« Homeland » : confirmation d’une réussite

Que la puissante RTS1, avec « Homeland », fasse concurrence à la modeste RTS2, avec « Ainsi soient-ils » durant environ une heure pleine mais trop tardive le dimanche soir tient du ridicule. Mais le ridicule ne tue pas.. les programmateurs. Deux séries de haut niveau s’affrontent sur des rythmes opposés avec deux importants sujets de société, la paranoïa américaine d’après septembre 2001d’une part, l’actuelle crise des vocations dans l’église catholique de l’autre.

Carrie Mathison (  Claire Danes), apparemment fragile (Photos RTS/FOX)

Carrie Mathison ( Claire Danes), apparemment fragile (Photos RTS/FOX)

D’une série israélienne à une américaine

L’auteur de la série israélienne, Gédéon Raff, collabore pour l’adaptation américaine avec ceux qui déjà signèrent « 24 heures chrono », Howard Gordon et Alex Gamba. Personne, en Europe, ne semble avoir été attiré par la série originale. Elle a fait »tilt » chez les américains de « Showtime ». L’attention aux séries  est grande aux USA prompts à adapter le meilleur des autres, comme par exemple « Killing »

Nicholas Brody (Damian Lewis), prisonnier en Irak

Nicholas Brody (Damian Lewis), prisonnier en Irak

D’Irak aux USA

Le spectacle conduit d’emblée d’Irak aux USA en s’installant dans différents milieux, dans la famille de  Nicholas Brody, « héros » de retour après huit ans de captivité.  Carrie Mathison voit en lui un terroriste retourné par Al Qaida. Le rythme rappelle, en mieux, celui de « 24 heures »

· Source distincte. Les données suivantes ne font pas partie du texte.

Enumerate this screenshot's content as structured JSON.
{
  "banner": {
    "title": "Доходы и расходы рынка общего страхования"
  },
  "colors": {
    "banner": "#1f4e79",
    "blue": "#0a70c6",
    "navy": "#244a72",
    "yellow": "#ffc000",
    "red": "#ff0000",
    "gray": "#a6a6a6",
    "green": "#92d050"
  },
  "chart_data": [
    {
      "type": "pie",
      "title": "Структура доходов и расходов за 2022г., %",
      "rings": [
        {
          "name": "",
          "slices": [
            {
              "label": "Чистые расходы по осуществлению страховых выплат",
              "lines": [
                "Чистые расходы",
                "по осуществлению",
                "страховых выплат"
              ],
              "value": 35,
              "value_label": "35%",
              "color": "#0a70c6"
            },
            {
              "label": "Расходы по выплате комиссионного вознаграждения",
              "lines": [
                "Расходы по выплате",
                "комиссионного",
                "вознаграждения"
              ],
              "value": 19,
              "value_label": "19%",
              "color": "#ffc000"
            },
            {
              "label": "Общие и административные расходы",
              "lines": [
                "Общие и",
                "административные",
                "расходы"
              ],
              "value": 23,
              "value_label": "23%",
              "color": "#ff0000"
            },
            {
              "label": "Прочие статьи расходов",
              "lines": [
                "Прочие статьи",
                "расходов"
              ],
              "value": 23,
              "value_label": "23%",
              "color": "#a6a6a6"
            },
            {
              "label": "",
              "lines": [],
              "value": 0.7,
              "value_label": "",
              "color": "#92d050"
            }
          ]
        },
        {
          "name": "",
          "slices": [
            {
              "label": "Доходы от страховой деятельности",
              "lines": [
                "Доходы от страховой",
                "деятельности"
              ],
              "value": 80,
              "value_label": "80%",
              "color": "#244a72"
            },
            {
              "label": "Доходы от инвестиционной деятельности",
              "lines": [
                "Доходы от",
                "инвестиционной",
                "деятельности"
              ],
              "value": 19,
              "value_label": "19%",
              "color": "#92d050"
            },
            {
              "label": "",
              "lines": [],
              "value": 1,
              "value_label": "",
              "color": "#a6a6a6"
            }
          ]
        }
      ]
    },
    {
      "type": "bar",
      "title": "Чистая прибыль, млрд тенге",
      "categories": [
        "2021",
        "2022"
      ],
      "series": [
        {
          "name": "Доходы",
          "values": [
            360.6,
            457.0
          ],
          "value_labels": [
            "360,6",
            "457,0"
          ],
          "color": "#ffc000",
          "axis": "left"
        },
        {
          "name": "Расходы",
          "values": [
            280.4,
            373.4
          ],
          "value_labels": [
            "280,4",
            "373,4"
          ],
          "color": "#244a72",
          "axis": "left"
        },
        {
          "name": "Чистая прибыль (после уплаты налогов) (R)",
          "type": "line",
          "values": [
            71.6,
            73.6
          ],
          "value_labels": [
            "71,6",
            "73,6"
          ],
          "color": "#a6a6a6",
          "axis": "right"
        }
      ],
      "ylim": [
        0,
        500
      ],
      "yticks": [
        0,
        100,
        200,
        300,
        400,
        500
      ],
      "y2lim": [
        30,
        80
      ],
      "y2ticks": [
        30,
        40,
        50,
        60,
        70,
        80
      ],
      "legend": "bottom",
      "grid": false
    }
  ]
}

De Jack Bauer à Carrie Mathison

Jack Bauer était le vengeur solitaire qui punissait tous les ennemis de l’Amérique, islamistes y compris, en ayant toujours raison, sans la moindre hésitation sur les moyens même illégaux. Les personnages de « Homeland », dans leurs contradictions, sont beaucoup plus complexes autant par ce qu’ils montrent que ce qu’ils dissimulent. Le doute généralisé a remplacé les certitudes. Carrie Mathison souffre d’une maladie qui devrait  même lui valoir d’être repoussée de la CIA. Brody est-il ce terroriste qu’elle se donne mission de traquer? Les acteurs, par leurs gestes, leurs mouvements, leurs mots portent autant le spectacle que les événements.

Samuel Berenson (Mandy Patinkin), le supérieur hiérarchique proche de Carie

Samuel Berenson (Mandy Patinkin), le supérieur hiérarchique proche de Carie

De l’action à la psychologie

Amorçons une autre différence entre « 24 heures » et « Homeland ». Dans la première, tout pour l’action, presque rien pour la psychologie des comportements. Dans la deuxième, renversement complet : priorité est donnée aux informations par le dialogue et la mise en scène qui permettent de comprendre petit à petit le comportement des personnages et avec eux des institutions.

David Estes (David Harewood), un grand patron de la CIA

David Estes (David Harewood), un grand patron de la CIA

Du comportement de Carrie à sa maladie

Pourquoi diable Carrie se sent-elle investie d’une mission si importante, démontrer que Brody est un dangereux terroriste prêt à attenter à la sécurité des USA ? EN 2001, elle fut de celles qui auraient pu éviter les actions du 11 septembre mais qui en ayant passé à côté ! On ne sait du reste pas comment, du moins dans les premiers épisodes. Et on ne revient pas sur ce lointain comportement signalé par une seule phrase dans une courte séquence. A se demander si la maladie dont souffre Carrie, qui s’apparente à la schizophrénie, n’est pas en cause. Là aussi, au cours des deux premiers épisodes, il est question de la médication qu’elle emploie en « piquant » des pilules à son père qui souffre de la même maladie qu’elle. Mais sa maladie ne doit par être connue de la CIA dont elle dépend. On ne revient pas si cette question médicale, du moins dans les épisodes 3 et 4.

« 24 heures » n’était qu’action vengeresse après septembre 2011 alors que « Homeland » est recherche pour comprendre ses conséquences.